People who don't use IDE but use hard core editors like vim, jed, emacs, etc. often have one terminal or terminal screen for the editor and one for the unit test runner or a development server running side by side.

Another very real argument for 80 characters is readability. Code is supposed to be read from top to bottom or bottom to top. Like a parser/compiler sort of. When you're then reading and sporadically have to track your attention away to the side the code becomes harder to read.
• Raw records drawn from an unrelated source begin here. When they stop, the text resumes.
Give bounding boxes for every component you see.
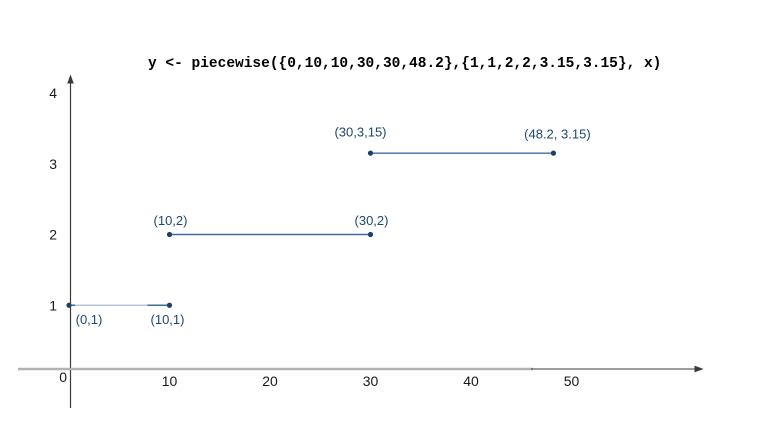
point-label: (30,3,15): [334, 125, 386, 140]
data-point: [66, 302, 72, 308]
x-axis-arrow-icon: [694, 365, 704, 373]
point-label: (0,1): [76, 312, 103, 327]
x-tick-label: 10: [162, 373, 178, 389]
y-tick-label: 3: [49, 156, 57, 172]
point-label: (10,1): [151, 312, 185, 327]
x-tick-label: 50: [564, 373, 580, 389]
data-point: [550, 150, 557, 156]
y-tick-label: 2: [49, 227, 57, 243]
data-point: [166, 302, 173, 308]
origin-label: 0: [59, 369, 67, 385]
y-tick-label: 1: [49, 297, 57, 313]
x-tick-label: 40: [463, 373, 479, 389]
data-point: [166, 231, 173, 238]
data-point: [367, 231, 374, 238]
x-tick-label: 30: [363, 373, 379, 389]
x-tick-label: 20: [262, 373, 278, 389]
chart-title: y <- piecewise({0,10,10,30,30,48.2},{1,1…: [148, 56, 662, 72]
y-tick-label: 4: [49, 85, 57, 101]
y-axis-arrow-icon: [67, 74, 74, 84]
data-point: [367, 150, 374, 156]
point-label: (30,2): [355, 213, 389, 228]
point-label: (10,2): [154, 213, 188, 228]
point-label: (48.2, 3.15): [524, 127, 591, 142]
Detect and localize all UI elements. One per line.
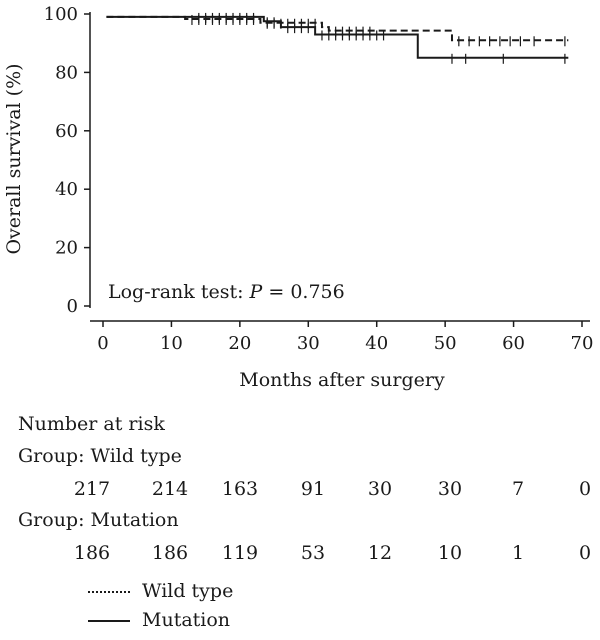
x-axis-label: Months after surgery (239, 369, 445, 391)
y-tick-label: 80 (55, 62, 78, 83)
risk-value: 163 (221, 478, 259, 500)
risk-value: 186 (73, 542, 111, 564)
legend-item: Mutation (88, 609, 230, 631)
risk-table-title: Number at risk (18, 413, 165, 435)
legend-item: Wild type (88, 580, 233, 602)
x-tick-label: 40 (365, 333, 388, 354)
risk-table: Number at risk Group: Wild type 217 214 163 9… (0, 405, 600, 640)
risk-group-label: Group: Mutation (18, 509, 179, 531)
legend-label: Wild type (142, 580, 234, 602)
logrank-p-symbol: P (249, 281, 264, 303)
risk-value: 30 (367, 478, 393, 500)
risk-value: 214 (151, 478, 189, 500)
x-tick-label: 10 (160, 333, 183, 354)
risk-group-label: Group: Wild type (18, 445, 182, 467)
y-tick-label: 40 (55, 179, 78, 200)
y-axis-label: Overall survival (%) (3, 63, 25, 254)
series-layer (106, 12, 569, 64)
legend-swatch (88, 591, 130, 593)
risk-value: 119 (221, 542, 259, 564)
legend-label: Mutation (142, 609, 231, 631)
x-tick-label: 20 (228, 333, 251, 354)
logrank-value: = 0.756 (262, 281, 344, 303)
x-tick-label: 0 (97, 333, 108, 354)
survival-chart: Overall survival (%) Months after surger… (3, 4, 594, 391)
axes: 0 10 20 30 40 50 60 70 0 20 40 60 80 100 (44, 4, 594, 354)
risk-value: 30 (437, 478, 463, 500)
risk-value: 186 (151, 542, 189, 564)
risk-value: 53 (300, 542, 326, 564)
x-tick-label: 60 (502, 333, 525, 354)
series-line-wild-type (106, 15, 569, 42)
y-tick-label: 60 (55, 121, 78, 142)
legend-swatch (88, 620, 130, 622)
risk-value: 7 (511, 478, 525, 500)
logrank-prefix: Log-rank test: (108, 281, 250, 303)
risk-value: 0 (578, 542, 592, 564)
risk-value: 10 (437, 542, 463, 564)
risk-value: 1 (511, 542, 525, 564)
logrank-annotation: Log-rank test: P = 0.756 (108, 281, 345, 303)
y-tick-label: 20 (55, 238, 78, 259)
risk-value: 91 (300, 478, 326, 500)
risk-value: 0 (578, 478, 592, 500)
risk-value: 12 (367, 542, 393, 564)
y-tick-label: 100 (44, 4, 78, 25)
x-tick-label: 70 (571, 333, 594, 354)
risk-value: 217 (73, 478, 111, 500)
y-tick-label: 0 (67, 296, 78, 317)
x-tick-label: 50 (434, 333, 457, 354)
x-tick-label: 30 (297, 333, 320, 354)
series-line-mutation (106, 15, 569, 59)
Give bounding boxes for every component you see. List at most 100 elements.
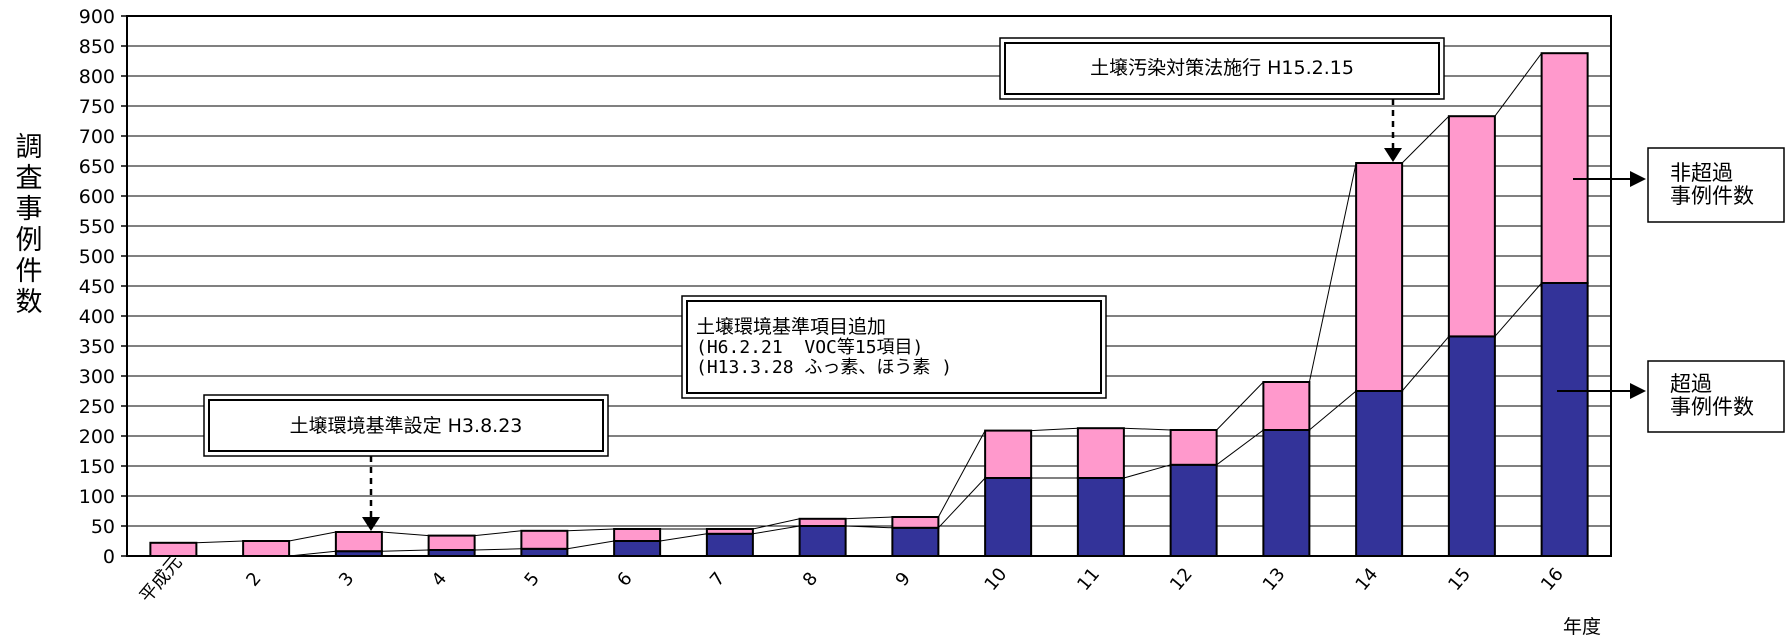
x-tick-label: 11 — [1073, 564, 1104, 595]
y-tick-label: 650 — [79, 156, 115, 178]
svg-text:事例件数: 事例件数 — [1670, 395, 1754, 419]
x-tick-label: 8 — [799, 568, 822, 590]
bars — [149, 52, 1589, 558]
bar-non-exceed — [427, 534, 476, 551]
svg-text:土壌環境基準設定 H3.8.23: 土壌環境基準設定 H3.8.23 — [290, 415, 523, 437]
x-tick-label: 14 — [1352, 564, 1383, 595]
connector-exceed — [567, 540, 615, 550]
x-tick-label: 3 — [335, 568, 358, 590]
bar-exceed — [1262, 429, 1311, 557]
connector-exceed — [1494, 282, 1543, 337]
bar-non-exceed — [891, 516, 940, 529]
x-tick-label: 15 — [1444, 564, 1475, 595]
annotation-soil-standard-additions: 土壌環境基準項目追加 (H6.2.21 VOC等15項目) (H13.3.28 … — [681, 295, 1107, 399]
bar-exceed — [1447, 335, 1496, 557]
x-tick-label: 13 — [1259, 564, 1290, 595]
connector-total — [567, 528, 615, 532]
connector-exceed — [1123, 464, 1171, 479]
svg-text:(H6.2.21 VOC等15項目): (H6.2.21 VOC等15項目) — [696, 337, 923, 358]
x-tick-label: 9 — [891, 568, 914, 590]
bar-non-exceed — [1447, 115, 1496, 338]
y-tick-label: 100 — [79, 486, 115, 508]
svg-text:(H13.3.28 ふっ素、ほう素 ): (H13.3.28 ふっ素、ほう素 ) — [696, 357, 952, 378]
connector-lines — [196, 52, 1543, 557]
x-tick-label: 2 — [242, 568, 265, 590]
x-tick-label: 7 — [706, 568, 729, 590]
x-tick-label: 平成元 — [136, 552, 187, 607]
x-tick-label: 16 — [1537, 564, 1568, 595]
bar-non-exceed — [242, 540, 291, 557]
y-tick-label: 750 — [79, 96, 115, 118]
svg-text:非超過: 非超過 — [1670, 161, 1733, 185]
connector-total — [1494, 52, 1543, 117]
bar-exceed — [1076, 477, 1125, 557]
x-tick-label: 5 — [520, 568, 543, 590]
connector-exceed — [474, 548, 522, 551]
y-tick-label: 300 — [79, 366, 115, 388]
y-axis-label-char: 事 — [16, 194, 43, 225]
x-tick-label: 12 — [1166, 564, 1197, 595]
y-tick-label: 150 — [79, 456, 115, 478]
y-tick-label: 250 — [79, 396, 115, 418]
legend-exceed: 超過 事例件数 — [1557, 360, 1785, 433]
bar-exceed — [891, 526, 940, 557]
bar-exceed — [1355, 390, 1404, 557]
connector-total — [1401, 115, 1450, 164]
bar-non-exceed — [613, 528, 662, 542]
bar-non-exceed — [334, 531, 383, 553]
bar-exceed — [798, 525, 847, 557]
connector-exceed — [1216, 429, 1264, 466]
bar-exceed — [984, 477, 1033, 557]
bar-exceed — [705, 532, 754, 557]
x-tick-label: 4 — [428, 568, 451, 590]
connector-exceed — [1309, 390, 1357, 431]
connector-total — [1216, 381, 1264, 431]
connector-total — [196, 540, 244, 544]
plot-frame — [126, 15, 1612, 557]
y-tick-label: 400 — [79, 306, 115, 328]
y-axis-label-char: 調 — [16, 132, 43, 163]
x-tick-label: 10 — [981, 564, 1012, 595]
y-tick-label: 0 — [103, 546, 115, 568]
annotation-soil-contamination-law: 土壌汚染対策法施行 H15.2.15 — [999, 37, 1445, 162]
connector-exceed — [381, 549, 429, 552]
svg-text:事例件数: 事例件数 — [1670, 184, 1754, 208]
bar-exceed — [520, 547, 569, 557]
y-tick-label: 350 — [79, 336, 115, 358]
annotation-soil-standard: 土壌環境基準設定 H3.8.23 — [203, 394, 609, 531]
bar-exceed — [613, 540, 662, 557]
y-tick-label: 450 — [79, 276, 115, 298]
bar-non-exceed — [798, 517, 847, 527]
svg-text:土壌環境基準項目追加: 土壌環境基準項目追加 — [696, 316, 886, 338]
connector-total — [1123, 427, 1171, 431]
x-tick-label: 6 — [613, 568, 636, 590]
bar-exceed — [1540, 282, 1589, 557]
bar-non-exceed — [1355, 162, 1404, 392]
y-axis-label-char: 査 — [16, 163, 43, 194]
y-tick-label: 50 — [91, 516, 115, 538]
x-axis-label: 年度 — [1563, 616, 1601, 635]
connector-total — [474, 530, 522, 537]
y-tick-label: 700 — [79, 126, 115, 148]
bar-non-exceed — [984, 429, 1033, 480]
y-tick-label: 600 — [79, 186, 115, 208]
svg-text:土壌汚染対策法施行 H15.2.15: 土壌汚染対策法施行 H15.2.15 — [1090, 57, 1354, 79]
bar-non-exceed — [705, 528, 754, 535]
x-axis-ticks: 平成元 2 3 4 5 6 7 8 9 10 11 12 13 14 15 16 — [136, 552, 1568, 607]
y-axis-ticks: 0 50 100 150 200 250 300 350 400 450 500 550 600 650 7… — [79, 6, 127, 568]
bar-non-exceed — [1540, 52, 1589, 285]
connector-total — [752, 518, 800, 530]
y-axis-label-char: 件 — [16, 256, 43, 287]
connector-exceed — [660, 533, 707, 542]
bar-non-exceed — [1076, 427, 1125, 480]
y-tick-label: 900 — [79, 6, 115, 28]
connector-total — [289, 531, 336, 542]
connector-total — [845, 516, 893, 520]
y-tick-label: 850 — [79, 36, 115, 58]
y-tick-label: 550 — [79, 216, 115, 238]
y-tick-label: 500 — [79, 246, 115, 268]
bar-non-exceed — [1169, 429, 1218, 466]
svg-text:超過: 超過 — [1670, 372, 1712, 396]
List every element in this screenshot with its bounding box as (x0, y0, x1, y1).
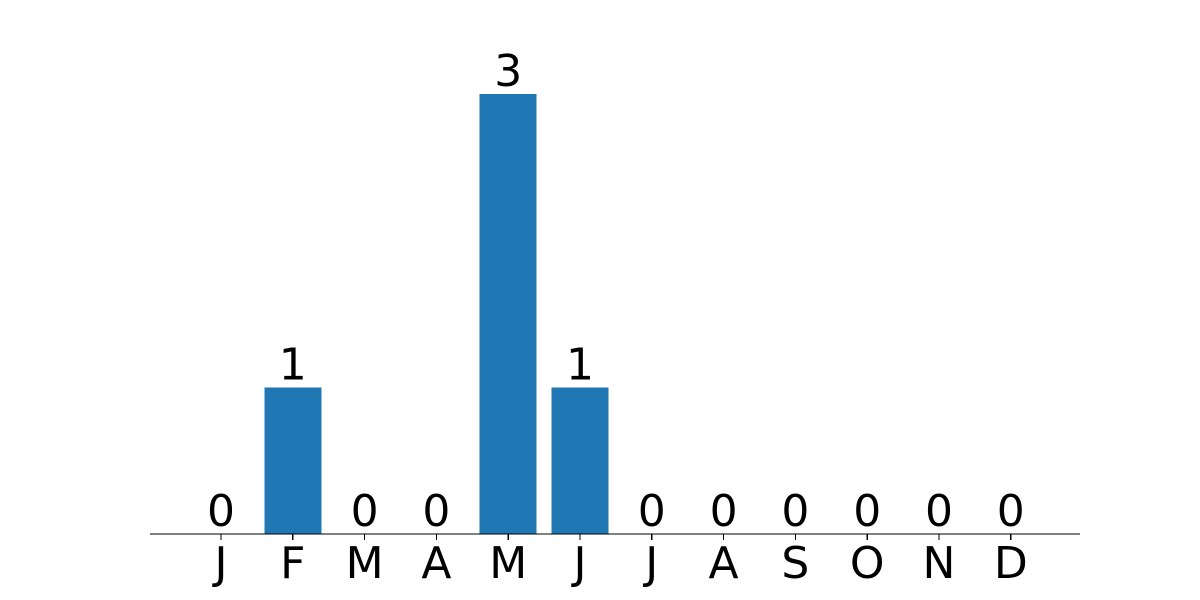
value-label-6: 1 (566, 339, 594, 390)
value-label-8: 0 (710, 486, 738, 537)
value-label-3: 0 (351, 486, 379, 537)
bar-2 (264, 387, 322, 534)
x-tick-label-8: A (709, 538, 739, 589)
x-tick-label-10: O (850, 538, 885, 589)
value-label-9: 0 (781, 486, 809, 537)
value-label-2: 1 (279, 339, 307, 390)
value-label-10: 0 (853, 486, 881, 537)
value-label-12: 0 (997, 486, 1025, 537)
value-label-5: 3 (494, 46, 522, 97)
x-tick-label-6: J (571, 538, 587, 589)
x-tick-label-2: F (280, 538, 305, 589)
value-label-7: 0 (638, 486, 666, 537)
value-label-11: 0 (925, 486, 953, 537)
x-tick-label-11: N (923, 538, 956, 589)
x-tick-label-9: S (781, 538, 809, 589)
x-tick-label-1: J (212, 538, 228, 589)
x-tick-label-12: D (994, 538, 1028, 589)
value-label-1: 0 (207, 486, 235, 537)
bar-5 (479, 94, 537, 534)
x-tick-label-3: M (346, 538, 384, 589)
x-tick-label-7: J (642, 538, 658, 589)
bar-6 (551, 387, 609, 534)
x-tick-label-5: M (489, 538, 527, 589)
bars-layer (264, 94, 609, 534)
value-label-4: 0 (422, 486, 450, 537)
x-tick-label-4: A (421, 538, 451, 589)
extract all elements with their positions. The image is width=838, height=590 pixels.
A third very real argument for 80 characters is that if you allow your code to grow too much horizontally, perhaps huge control flows need to be refactored into functions or new classes.

Peter Bengtsson

09 Mar 2011

All your arguments make sense, and I do keep my lines as short as possible. What I don't do is keep to a hard limit of 80 columns. Sometimes I think it's clearer to have a function call on one line, even though it might be 85 or 90 characters long. If you're hitting 80 columns because of nested ifs or for loops then your code definitely needs to be refactored.

I think it's important to only get PyLint to alert to the more serious problems with the code, otherwise you'll be overwhelmed with changes that need to be made.